Être vivement intéressé par ma vocation
Il y a une grande différence entre le fait d’être dans l’assemblée en raison de la vie sympathique qu’on y trouve, avec de bons amis autour de soi, comme à l’étranger, et le fait d’être dans l’Assemblée du Dieu vivant, et d’être saisi de sa vocation céleste. Paul exhorte Timothée : « Combats le bon combat de la foi, saisis la vie éternelle, à laquelle tu as été appelé. » 1 Ti. 6, 12. Il est impossible pour l’homme naturel de comprendre ce à quoi Dieu nous a appelés ! Les choses que Dieu a préparées pour ceux qui l’aiment ne sont pas montées au cœur de l’homme ! 1 Co. 2, 9. Mais par la foi en l’Évangile, nous comprenons la gloire et les profondeurs de notre vocation et de notre élection, que nous pouvons affermir en fuyant la corruption dans le monde qui vient par la convoitise.
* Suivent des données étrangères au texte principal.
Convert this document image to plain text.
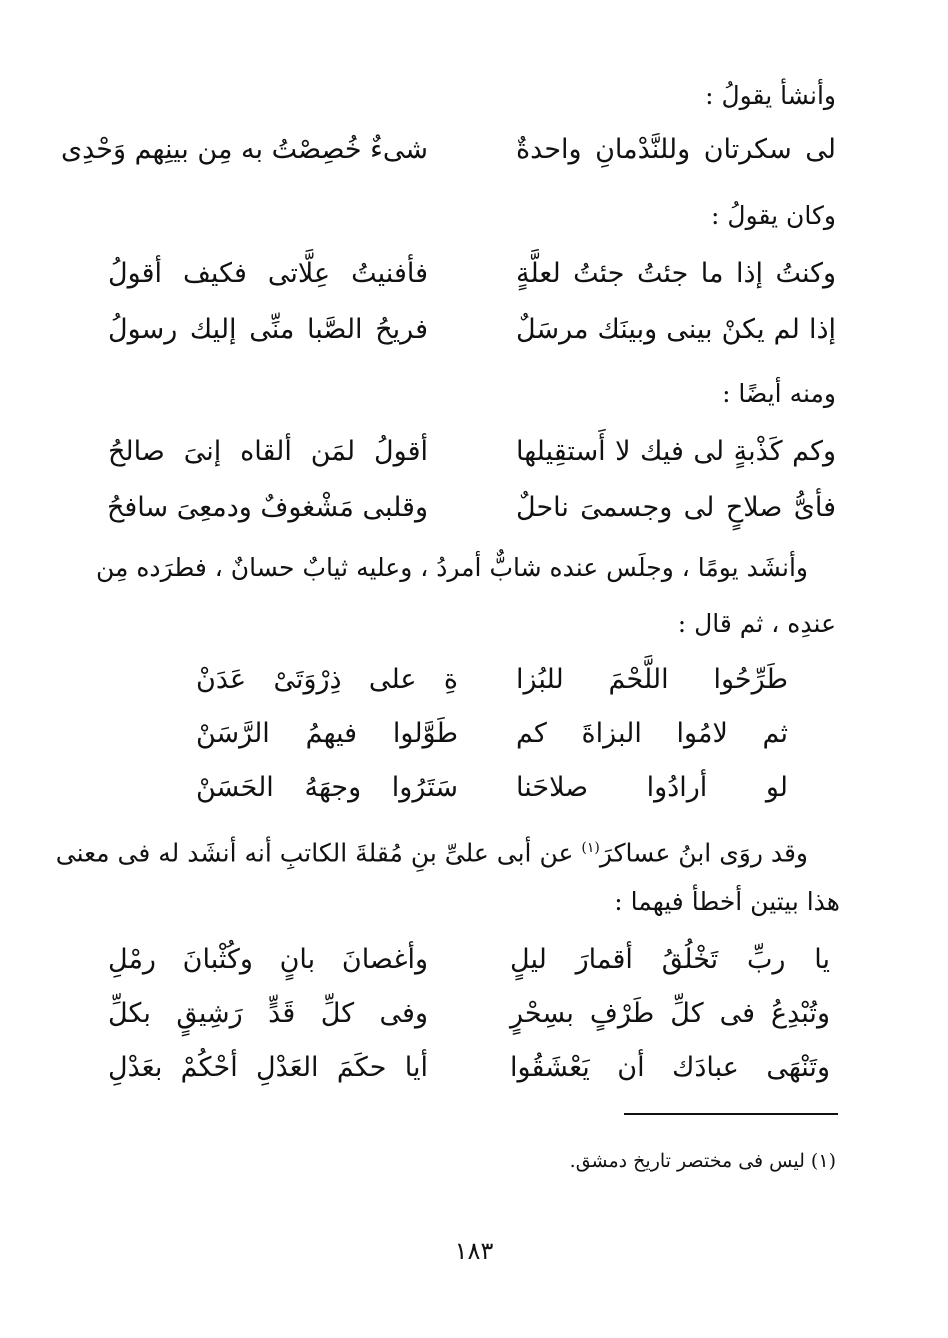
وأنشأ يقولُ :
لى سكرتان وللنَّدْمانِ واحدةٌ
شىءٌ خُصِصْتُ به مِن بينِهم وَحْدِى
وكان يقولُ :
وكنتُ إذا ما جئتُ جئتُ لعلَّةٍ
فأفنيتُ عِلَّاتى فكيف أقولُ
إذا لم يكنْ بينى وبينَك مرسَلٌ
فريحُ الصَّبا منِّى إليك رسولُ
ومنه أيضًا :
وكم كَذْبةٍ لى فيك لا أَستقِيلها
أقولُ لمَن ألقاه إنىَ صالحُ
فأىُّ صلاحٍ لى وجسمىَ ناحلٌ
وقلبى مَشْغوفٌ ودمعِىَ سافحُ
وأنشَد يومًا ، وجلَس عنده شابٌّ أمردُ ، وعليه ثيابٌ حسانٌ ، فطرَده مِن
عندِه ، ثم قال :
طَرِّحُوا اللَّحْمَ للبُزا
ةِ على ذِرْوَتَىْ عَدَنْ
ثم لامُوا البزاةَ كم
طَوَّلوا فيهمُ الرَّسَنْ
لو أرادُوا صلاحَنا
سَتَرُوا وجهَهُ الحَسَنْ
وقد روَى ابنُ عساكرَ$^{(١)}$ عن أبى علىِّ بنِ مُقلةَ الكاتبِ أنه أنشَد له فى معنى
هذا بيتين أخطأ فيهما :
يا ربِّ تَخْلُقُ أقمارَ ليلٍ
وأغصانَ بانٍ وكُثْبانَ رمْلِ
وتُبْدِعُ فى كلِّ طَرْفٍ بسِحْرٍ
وفى كلِّ قَدٍّ رَشِيقٍ بكلِّ
وتَنْهَى عبادَك أن يَعْشَقُوا
أيا حكَمَ العَدْلِ أحْكُمْ بعَدْلِ
(١) ليس فى مختصر تاريخ دمشق.
١٨٣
Au lieu de céder à nos convoitises, nous nous efforçons de manifester les vertus de notre vie, comme il est dit dans 2 Pierre 1, 4-8. C’est par la fidélité à notre vocation et à notre élection, quand nous marchons dans les œuvres que Dieu a préparées d’avances pour nous, que nous affermissons notre vocation. Alors la vie divine peut se manifester, et nos actes auront dans ce cas une signification jusque dans l’éternité.
Pierre dit que Christ ayant souffert dans la chair, nous devons nous aussi nous armer de la même pensée, à savoir que c’est précisément en souffrant dans notre chair que nous en finissons avec le péché. 1 Pi. 4, 1. Quand je ne cède pas à ma volonté et à mes convoitises, cela engendre une souffrance pour ma chair. En étant fidèle dans ma vie cachée, là où personne ne me voit, et en courbant ma propre volonté face à celle de Dieu, j’ai part au repos et à la paix de Dieu, dans le Saint-Esprit. Je peux alors servir Dieu dans la liberté que me donne l’Évangile, vivre la vie que Jésus nous a montrée et suivre le chemin qu’il a frayé.
Nous sommes appelés à être des cohéritiers de Jésus-Christ, notre précurseur ! Lui qui a accompli son œuvre sur terre, dans une fidélité parfaite à Dieu. Il n’a jamais failli, et pour cette raison, il est devenu l’auteur d’un salut éternel pour nous. Si nous voulons être dignes d’hériter avec lui, nous devons être saisis de notre vocation et vivants pour elle. Il est alors naturel que mes pensées se tournent vers ma vocation dès que j’ai un moment de libre. C’est d’elle que je parle quand l’occasion se présente. Je suis alors vivement intéressé par le fait de réfléchir aux actions que j’ai faites, pour ainsi trouver de nouvelles choses dont je peux me purifier. Je trouve le moyen de m’abaisser et de m’humilier, pour que ce ne soit pas ma personne qui soit mise en avant, mais que Christ soit glorifié par ma vie. Dans un tel développement, j’ai communion avec les meilleures personnes sur terre, et avec Jésus-Christ lui-même dans mon esprit. Je deviens alors riche en Dieu – Que pourrais-je souhaiter de plus ?
Paul exhorte Timothée à s’attacher aux saines paroles qu’il lui avait adressées. Puissions-nous, nous aussi, nous attacher aux mêmes paroles aujourd’hui, et vivre une vie digne de notre vocation et de notre élection. Aimons notre époux céleste, afin que lorsqu’un jour nous le rencontrerons, nous ne rougissions pas de honte, mais que nous allions à sa rencontre avec des vêtements tissés de lin pur et fin, qui sont les œuvres justes des saints.